Ford Truck lets Ferrari F1 Drive By

March 4th, 2011

After receiving a lot of attention, the recently filed trademark infringement case brought by Ford against Ferrari over the use of the “F-150” model designation has been settled today.  Naturally, no terms were disclosed, other than the public move by Ferrari of re-naming their 2011 F1 World Championship car as the“Ferrari 150° Italia” to explicitly link the numeral to the sesquicentennial anniversary of Italy’s reunification, rather than the blue oval’s pick-up truck.

From Ford’s IP management perspective, “This resolution ensures that Ford’s famous and distinctive F-150 trademark will be protected.” From Ferrari’s point of view, this case was not only “Kafkaesque,” but a bit offensive as they conclude that the name change and case dismissal “should make it clear even to the thickest of people that the name of the car is a tribute to the anniversary of the unification of our country.”

Case closed!

 

Patent Reform: From First to Invent to First to File

March 3rd, 2011

One of the central pieces of The Patent Reform Act of 2011 (“S.23”) now under consideration in the U.S. Senate is the change from the current first-to-invent (“F2I”) system with a first-inventor-to-file (“F2F”) system.  In the U.S., as an illustration of the F2I system, even if the first inventor files his/her application after a later and independent inventor, the F2I party has  the right to the patent as long as he/she can prove that theirs is the earliest invention at an “interference proceeding.”  With the changes incorporated as part of S.23, in this example the later, but more diligent(?), inventor would win the rights to the patent thanks to the F2F system.

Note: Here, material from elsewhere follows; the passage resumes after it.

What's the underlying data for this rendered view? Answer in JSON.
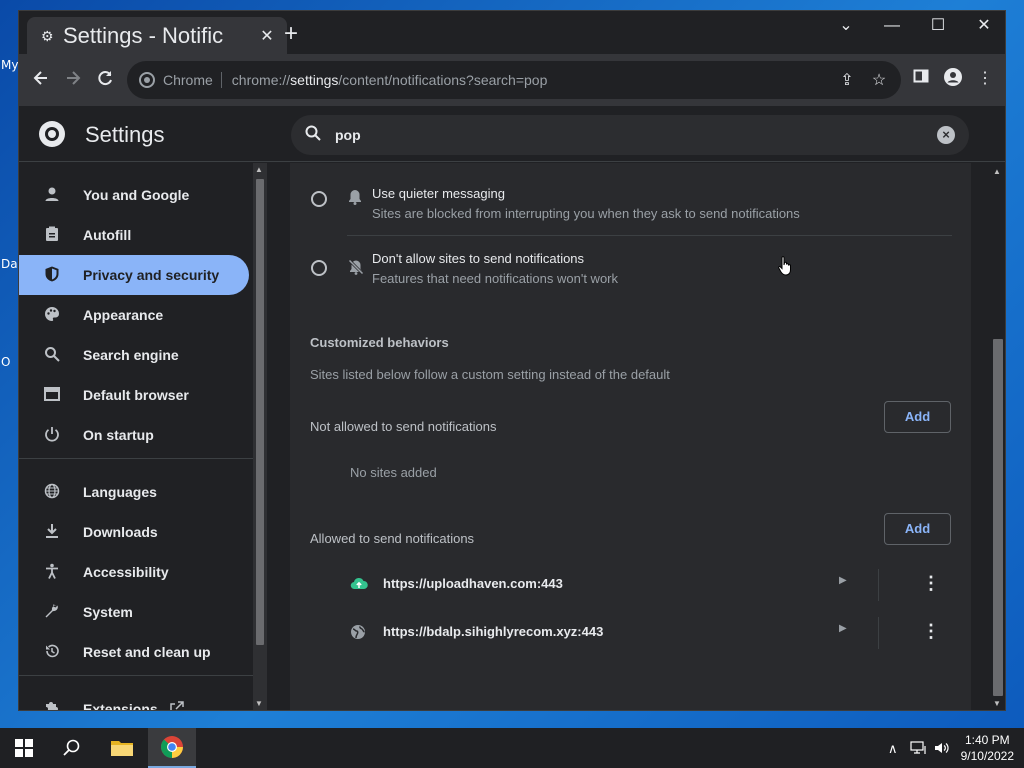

This change would bring the U.S. system into accord with most patent systems overseas, but the transition would bring about several changes to the strategy of patent filing and the relative value of maintaining inventions secret a a competitive tactic.  For a thorough and systematic analysis of the nuances and combinations of timing and prior art disclosures in patent prosecution under S.23, we recommend a close read of the guest post on the Patently-O blog by Prof. Ann McCrackin and JD candidates Brodsky and Chiluwal.

The possibility for derailing this part of the Reform has apparently closed today (March 3, 2011), as Sen. Feinstein’s amendment on the issue failed to get the necessary support, as Gene Quinn has reported.